I have been running all my containers using a Macvlan network type which has simplified all my firewall (external) rules as I can identify each docker container by IP address. (I can also create an ALIAS name for the IP address in my firewall to identify the container easier.).
I was initializing all my containers with docker run commands and am now converting everything to docker-compose files. In the process I am wondering, is running a macvlan network is the best practice?
Or would it be more common to create a custom bridge network and configure my firewall rules to access to containers using ports? The Letsencrypt container will need to reach some containers but not all.
There is no general answer to this, as each environment is different.

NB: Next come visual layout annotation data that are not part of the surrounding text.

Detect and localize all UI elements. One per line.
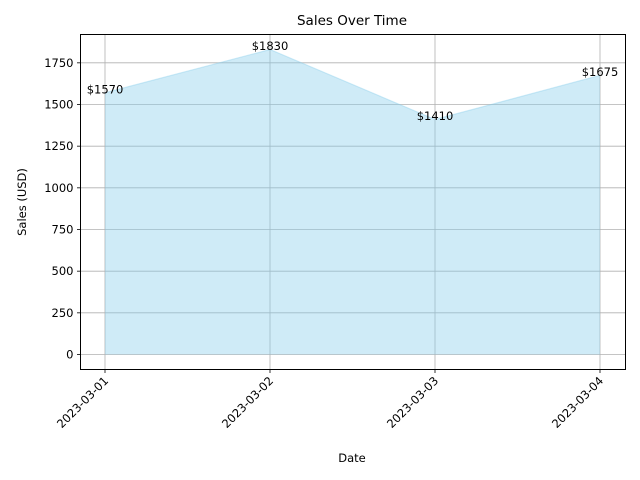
area-outline [104, 48, 601, 121]
x-tick-label: 2023-03-04 [549, 374, 606, 431]
chart-title: Sales Over Time [297, 13, 407, 29]
y-tick-label: 750 [52, 223, 74, 237]
plot-frame [80, 34, 626, 370]
data-label: $1570 [87, 82, 124, 96]
x-tick-label: 2023-03-03 [384, 374, 441, 431]
data-label: $1675 [582, 65, 619, 79]
axes [80, 34, 626, 370]
x-tick-label: 2023-03-01 [54, 374, 111, 431]
y-tick-label: 1000 [44, 181, 73, 195]
y-tick-label: 1250 [44, 139, 73, 153]
y-tick-label: 500 [52, 264, 74, 278]
y-tick-label: 1500 [44, 98, 73, 112]
x-tick-label: 2023-03-02 [219, 374, 276, 431]
y-tick-label: 250 [52, 306, 74, 320]
y-tick-label: 0 [66, 348, 73, 362]
area-fill [105, 49, 600, 355]
data-label: $1410 [417, 109, 454, 123]
grid-lines [80, 34, 626, 370]
x-axis-label: Date [338, 451, 366, 465]
data-labels: $1570 $1830 $1410 $1675 [87, 39, 619, 123]
y-tick-label: 1750 [44, 56, 73, 70]
y-axis-label: Sales (USD) [15, 168, 29, 236]
area-series [104, 48, 601, 355]
data-label: $1830 [252, 39, 289, 53]
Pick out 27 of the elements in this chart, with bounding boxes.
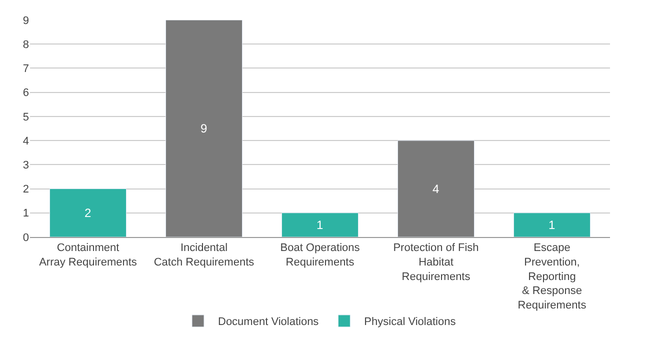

Though, what I can tell is that I was running docker in enterprise environments for years without requiring or using macvlan at all. My experience is that usualy either people comming from a vm background or home users feel they absolutly need macvlan.
I always ask myself what my objective is, what my options are, and what provides the cleanest solution with the least effort.
Personaly, I prefere a reverse proxy like Traefik as entrypoint for all incomming https over macvlan any time. I am neither keen to learn ips nor ports of my applications. I just want to access my services without having to memorize useless stuff.
For instance one of the feature of Traefik are domain based or path based reverse proxy rules, attached as container labels to the target service, which get added/removed in traffic whenever the service is started/stopped.
How I use it in my homelab:
I have several public domains, which point a *. subdomain to my WAN ip. I forward port 443 to my Swarm Cluster where Traefik listens on port 443. Traefik keeps track on managing wildcard letsencrypt certificates for my domains and forwarding the traffic to the right backend container. I just have to add new subdomains to my container labels and that’s all I need to make another container accessible for the outside world.
Of course this could be done purely internal with a dns server you run in your network, like unbound or pihole - both allow to create entries for individual domain names.
I have setup my 3 different stacks on 3 different networks and everything works. However I previously had settings in my firewall (separate devices) that allowed me to filter traffic to go out through a VPN if it came from a specific IP address, now I can no longer do that.
As docker networks basicly provide SNAT there is no way to distinguish the containers.
You could introduce a forward proxy and configure it in the containers that are supposed to use the vpn and then alllow the forward proxy in your firewall, though it feels less cleaner then actualy using macvlan. Of course the forward proxy would only make sense where the protocol supports it, like http,ftp or socks in general.
N.B.: it is possible to run a vpn client containers and hook other containers into the network namespace of the vpn client container to make them use the vpn connection.